During the presidential campaign, Biden called for a national mask mandate based on the growing body of evidence that mask-wearing can considerably reduce the transmission of respiratory viruses like the one that causes COVID-19. Biden plans to coordinate with governors and mayors to convince Americans to wear a mask when they are around people outside their household. Currently, 34 states and the District of Columbia mandate face masks in public, but there is no nationwide requirement.
Finally, the plan takes the long view on pandemic threats by rebuilding and reinvesting in defenses that will help the world predict and prevent future pandemics. The Biden administration has declared that the US will rejoin the World Health Organization, restore the White House National Security Council Directorate for Global Health Security and Biodefense, which was eliminated by the Trump administration in 2018, and shore up CDC’s global corps of disease detectives.
Public Health Experts at the Helm
The newly announced COVID-19 Advisory Council is a who’s who of public health experts, former government officials, and doctors, including several from California. The panel currently comprises 13 members, but Biden has said it may be expanded.
The three cochairs of the advisory board are former surgeon general Vivek Murthy, MD; former FDA commissioner David Kessler, MD, a UCSF professor of pediatrics, and of epidemiology and biostatistics; and Marcella Nunez-Smith, MD, MPH, an associate professor of internal medicine, public health, and management at Yale University whose research focuses on health disparities.

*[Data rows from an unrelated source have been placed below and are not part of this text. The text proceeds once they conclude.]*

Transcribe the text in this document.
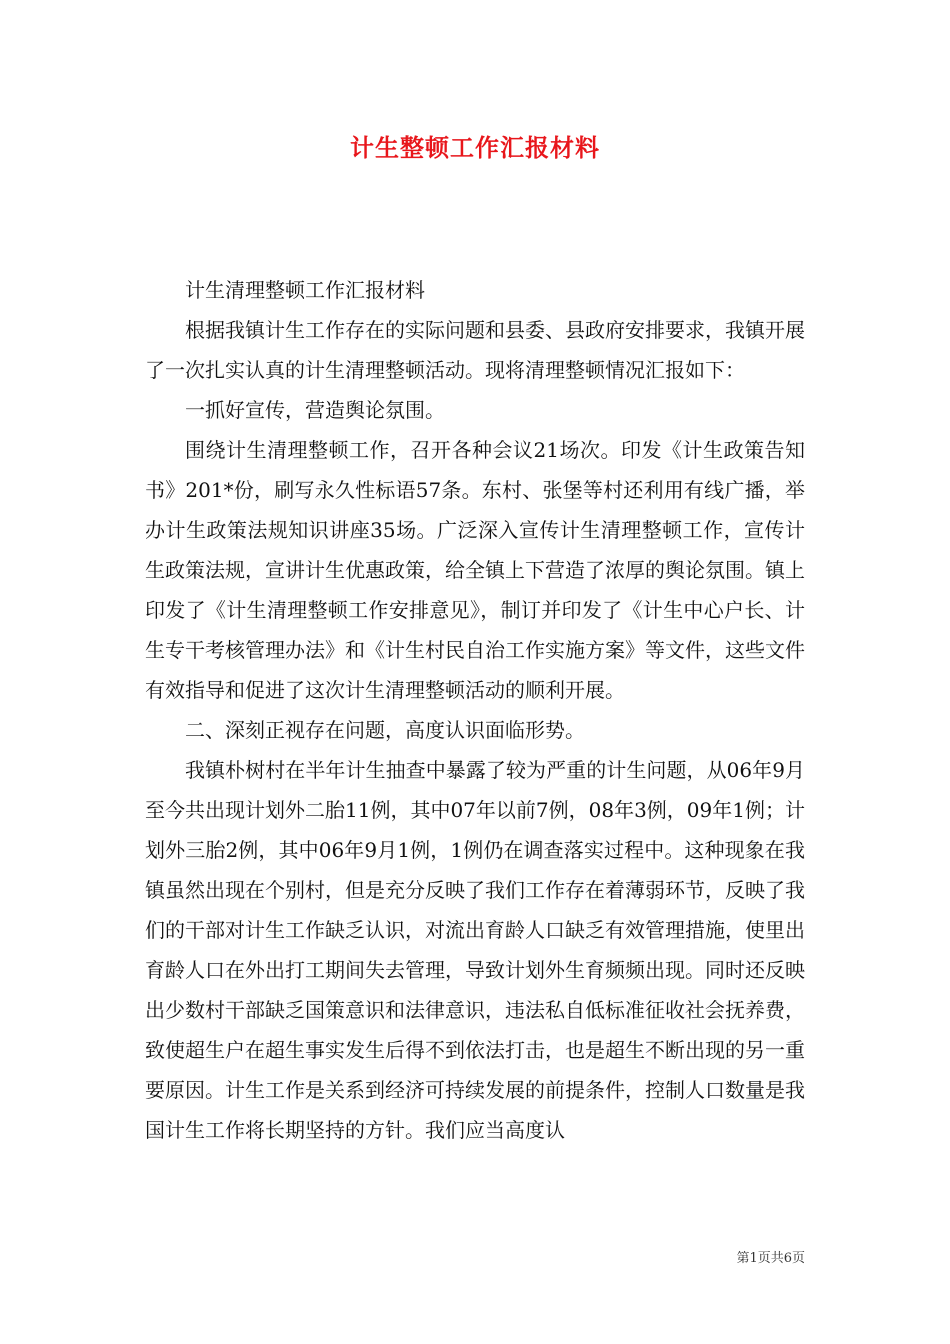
计生整顿工作汇报材料

计生清理整顿工作汇报材料

根据我镇计生工作存在的实际问题和县委、县政府安排要求，我镇开展了一次扎实认真的计生清理整顿活动。现将清理整顿情况汇报如下：

一抓好宣传，营造舆论氛围。

围绕计生清理整顿工作，召开各种会议21场次。印发《计生政策告知书》201*份，刷写永久性标语57条。东村、张堡等村还利用有线广播，举办计生政策法规知识讲座35场。广泛深入宣传计生清理整顿工作，宣传计生政策法规，宣讲计生优惠政策，给全镇上下营造了浓厚的舆论氛围。镇上印发了《计生清理整顿工作安排意见》，制订并印发了《计生中心户长、计生专干考核管理办法》和《计生村民自治工作实施方案》等文件，这些文件有效指导和促进了这次计生清理整顿活动的顺利开展。

二、深刻正视存在问题，高度认识面临形势。

我镇朴树村在半年计生抽查中暴露了较为严重的计生问题，从06年9月至今共出现计划外二胎11例，其中07年以前7例，08年3例，09年1例；计划外三胎2例，其中06年9月1例，1例仍在调查落实过程中。这种现象在我镇虽然出现在个别村，但是充分反映了我们工作存在着薄弱环节，反映了我们的干部对计生工作缺乏认识，对流出育龄人口缺乏有效管理措施，使里出育龄人口在外出打工期间失去管理，导致计划外生育频频出现。同时还反映出少数村干部缺乏国策意识和法律意识，违法私自低标准征收社会抚养费，致使超生户在超生事实发生后得不到依法打击，也是超生不断出现的另一重要原因。计生工作是关系到经济可持续发展的前提条件，控制人口数量是我国计生工作将长期坚持的方针。我们应当高度认

第1页共6页
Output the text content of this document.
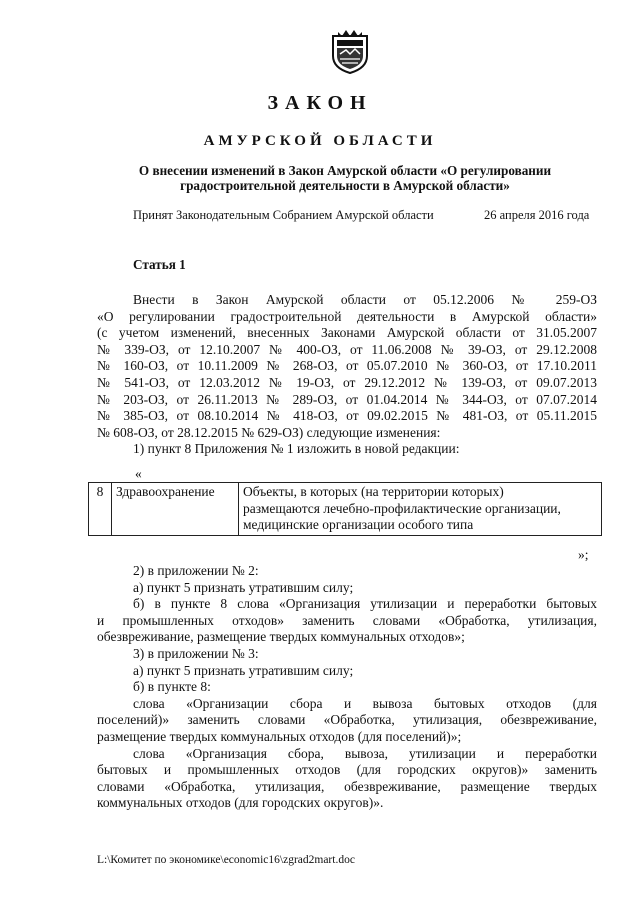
ЗАКОН
АМУРСКОЙ ОБЛАСТИ
О внесении изменений в Закон Амурской области «О регулировании
градостроительной деятельности в Амурской области»
Принят Законодательным Собранием Амурской области	26 апреля 2016 года
Статья 1
Внести в Закон Амурской области от 05.12.2006 № 259-ОЗ
«О регулировании градостроительной деятельности в Амурской области»
(с учетом изменений, внесенных Законами Амурской области от 31.05.2007
№ 339-ОЗ, от 12.10.2007 № 400-ОЗ, от 11.06.2008 № 39-ОЗ, от 29.12.2008
№ 160-ОЗ, от 10.11.2009 № 268-ОЗ, от 05.07.2010 № 360-ОЗ, от 17.10.2011
№ 541-ОЗ, от 12.03.2012 № 19-ОЗ, от 29.12.2012 № 139-ОЗ, от 09.07.2013
№ 203-ОЗ, от 26.11.2013 № 289-ОЗ, от 01.04.2014 № 344-ОЗ, от 07.07.2014
№ 385-ОЗ, от 08.10.2014 № 418-ОЗ, от 09.02.2015 № 481-ОЗ, от 05.11.2015
№ 608-ОЗ, от 28.12.2015 № 629-ОЗ) следующие изменения:
1) пункт 8 Приложения № 1 изложить в новой редакции:
«
8	Здравоохранение	Объекты, в которых (на территории которых)
размещаются лечебно-профилактические организации,
медицинские организации особого типа
»;
2) в приложении № 2:
а) пункт 5 признать утратившим силу;
б) в пункте 8 слова «Организация утилизации и переработки бытовых
и промышленных отходов» заменить словами «Обработка, утилизация,
обезвреживание, размещение твердых коммунальных отходов»;
3) в приложении № 3:
а) пункт 5 признать утратившим силу;
б) в пункте 8:
слова «Организации сбора и вывоза бытовых отходов (для
поселений)» заменить словами «Обработка, утилизация, обезвреживание,
размещение твердых коммунальных отходов (для поселений)»;
слова «Организация сбора, вывоза, утилизации и переработки
бытовых и промышленных отходов (для городских округов)» заменить
словами «Обработка, утилизация, обезвреживание, размещение твердых
коммунальных отходов (для городских округов)».
L:\Комитет по экономике\economic16\zgrad2mart.doc
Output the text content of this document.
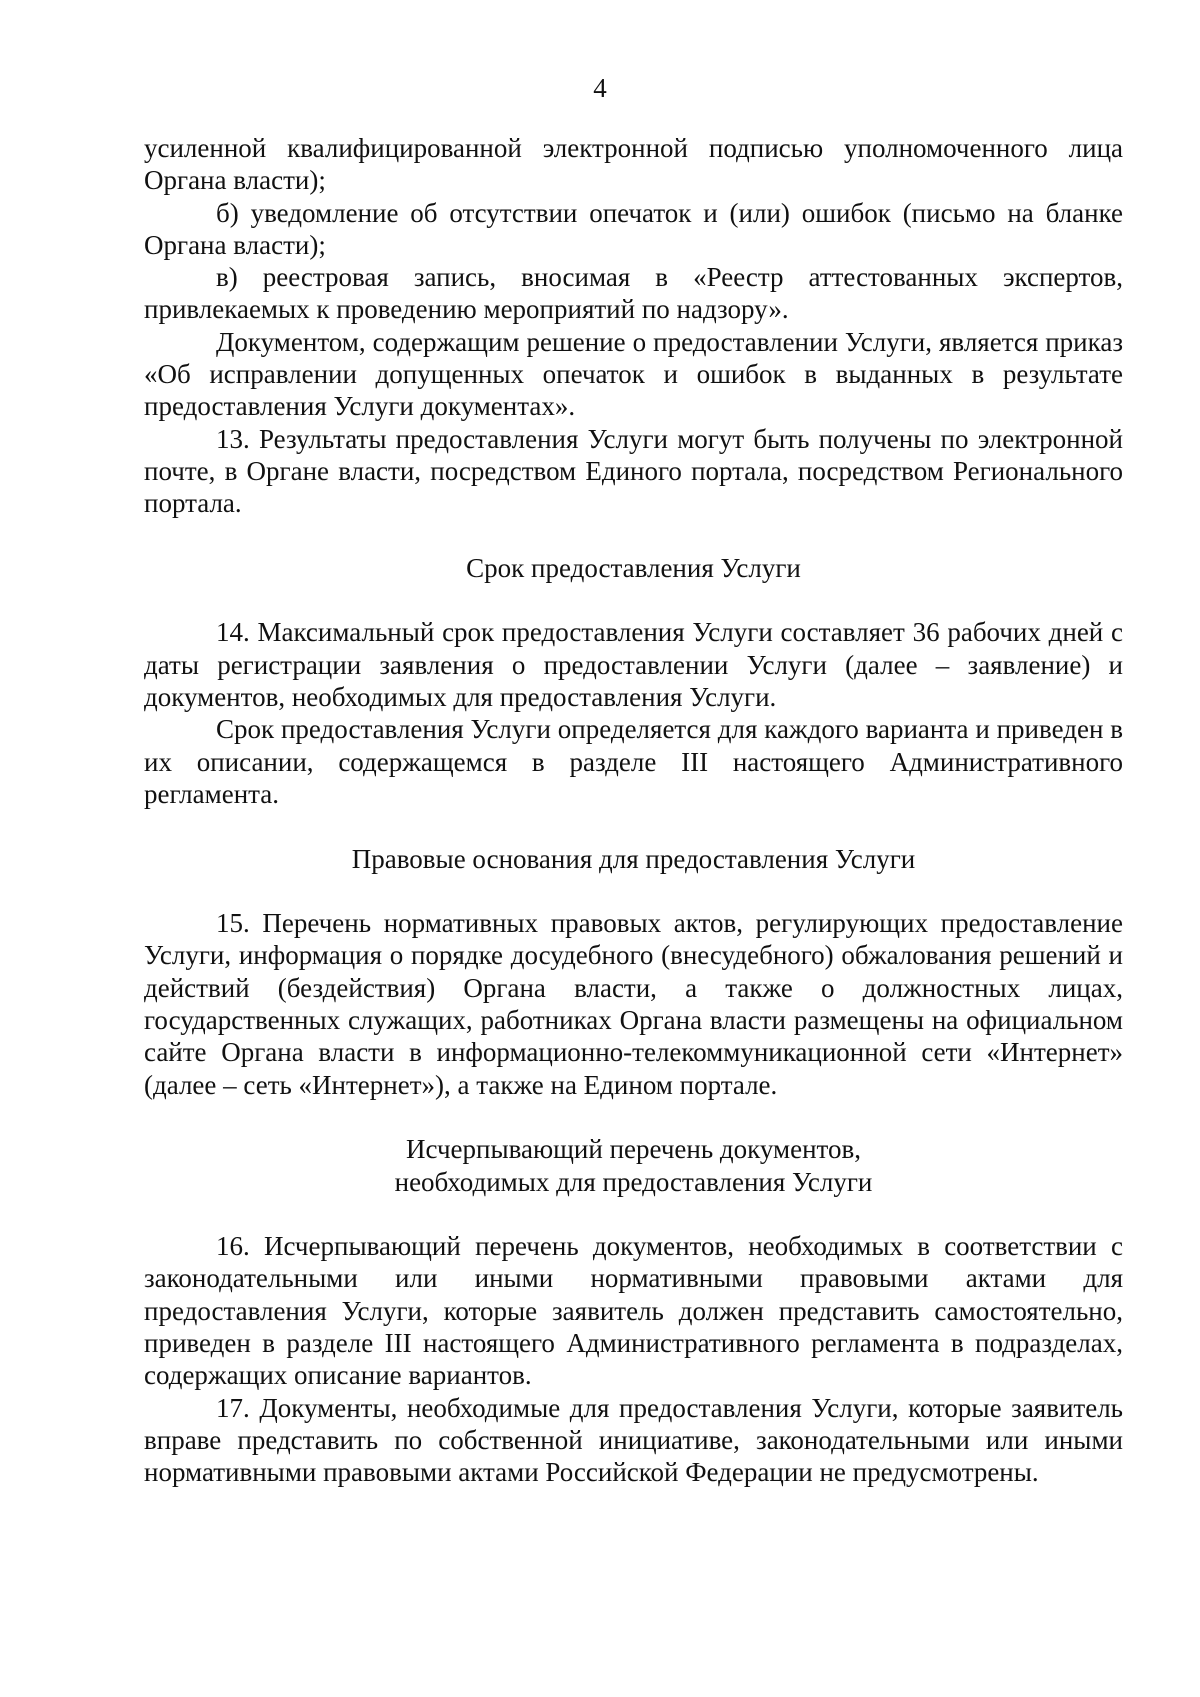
4

усиленной квалифицированной электронной подписью уполномоченного лица Органа власти);

б) уведомление об отсутствии опечаток и (или) ошибок (письмо на бланке Органа власти);

в) реестровая запись, вносимая в «Реестр аттестованных экспертов, привлекаемых к проведению мероприятий по надзору».

Документом, содержащим решение о предоставлении Услуги, является приказ «Об исправлении допущенных опечаток и ошибок в выданных в результате предоставления Услуги документах».

13. Результаты предоставления Услуги могут быть получены по электронной почте, в Органе власти, посредством Единого портала, посредством Регионального портала.

Срок предоставления Услуги

14. Максимальный срок предоставления Услуги составляет 36 рабочих дней с даты регистрации заявления о предоставлении Услуги (далее – заявление) и документов, необходимых для предоставления Услуги.

Срок предоставления Услуги определяется для каждого варианта и приведен в их описании, содержащемся в разделе III настоящего Административного регламента.

Правовые основания для предоставления Услуги

15. Перечень нормативных правовых актов, регулирующих предоставление Услуги, информация о порядке досудебного (внесудебного) обжалования решений и действий (бездействия) Органа власти, а также о должностных лицах, государственных служащих, работниках Органа власти размещены на официальном сайте Органа власти в информационно-телекоммуникационной сети «Интернет» (далее – сеть «Интернет»), а также на Едином портале.

Исчерпывающий перечень документов,
необходимых для предоставления Услуги

16. Исчерпывающий перечень документов, необходимых в соответствии с законодательными или иными нормативными правовыми актами для предоставления Услуги, которые заявитель должен представить самостоятельно, приведен в разделе III настоящего Административного регламента в подразделах, содержащих описание вариантов.

17. Документы, необходимые для предоставления Услуги, которые заявитель вправе представить по собственной инициативе, законодательными или иными нормативными правовыми актами Российской Федерации не предусмотрены.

The other members appointed so far include:
Luciana Borio, MD, vice president at the venture capital firm In-Q-It. Borio served in multiple leadership roles in the Trump and Obama administrations in the National Security Council and FDA.
Rick Bright, PhD, director of the Biomedical Advanced Research and Development Authority under Trump and Obama. Bright resigned from the government in October after being removed from his vaccine development role by President Trump.
Ezekiel Emanuel, MD, PhD, the vice provost for global initiatives at the University of Pennsylvania. Emanuel served in the Obama administration as special advisor for health policy to Peter Orszag, PhD, the former director of the Office of Management and Budget.
Atul Gawande, MD, MPH, a professor at Harvard Medical School and the Harvard T.H. Chan School of Public Health. Gawande is a staff writer covering health and medicine at the New Yorker and served in the Clinton administration as senior adviser in the Department of Health and Human Services.
Eric Goosby, MD, a professor of medicine at UCSF. Goosby, an expert on HIV/AIDS, led policy work in this field under Clinton and Obama.
Celine Gounder, MD, a clinical assistant professor of internal medicine and infectious diseases at New York University.
Julie Morita, MD, executive vice president of the Robert Wood Johnson Foundation and former commissioner of the Chicago Department of Public Health.
Michael Osterholm, PhD, MPH, director of the Center for Infectious Disease Research and Policy at the University of Minnesota.
Loyce Pace, MPH, president and executive director of the Global Health Council.
Robert Rodriguez, MD, a professor of emergency medicine at UCSF.